I see these things mirroring a universe that has a surprising amount of order to it. I mean, the very fact that we see chaos, disorder, tragedy and evil as exceptions, as perversions of how things should be, speaks that somehow, some way, we know there’s supposed to be something better out there, right? Aren’t most our lives spent chasing down an ideal we’ve never quite seen, but are convinced exists? Even the universe, apparently, drives us toward something that’s more than the sum of its parts.

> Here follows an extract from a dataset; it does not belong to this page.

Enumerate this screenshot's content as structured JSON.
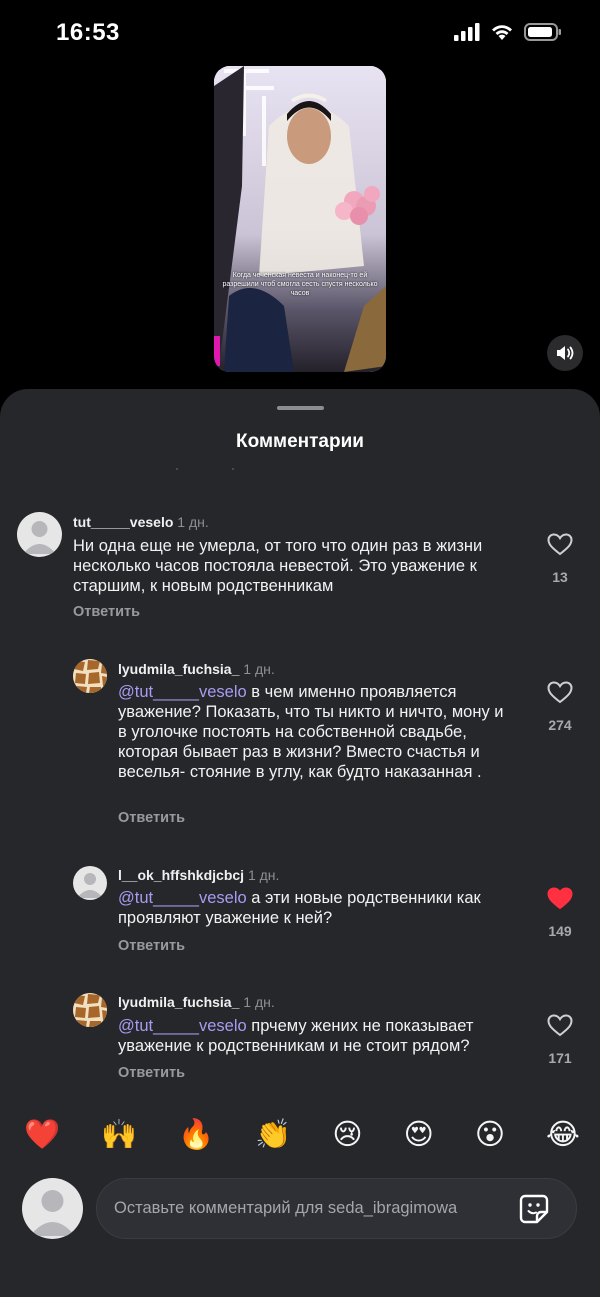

I’m not saying there’s not a counter-argument for all of this–I know there is. But the arguments I’ve heard all become the equivalent of explaining away the beauty of a Monet painting by saying “see, there’s nothing beautiful about this! It’s just a bunch of brushstrokes thrown on a canvas. The beauty of it is an illusion. Come closer, I’ll explain to you how he did this.”

But the painting is more than a sum of its parts and just because someone knows each brushstroke perfectly, doesn’t mean he understands the painting. It’s in how the parts come together and make something larger, something created, something intentional, that the beauty is found.

That’s the problem with only seeing a Monet from two feet, I think. It would eventually begin to look like a bunch of chaotic nonsense, and not the work of a brilliant creator. And clearly, Monet’s works are the byproduct of a brilliant creator.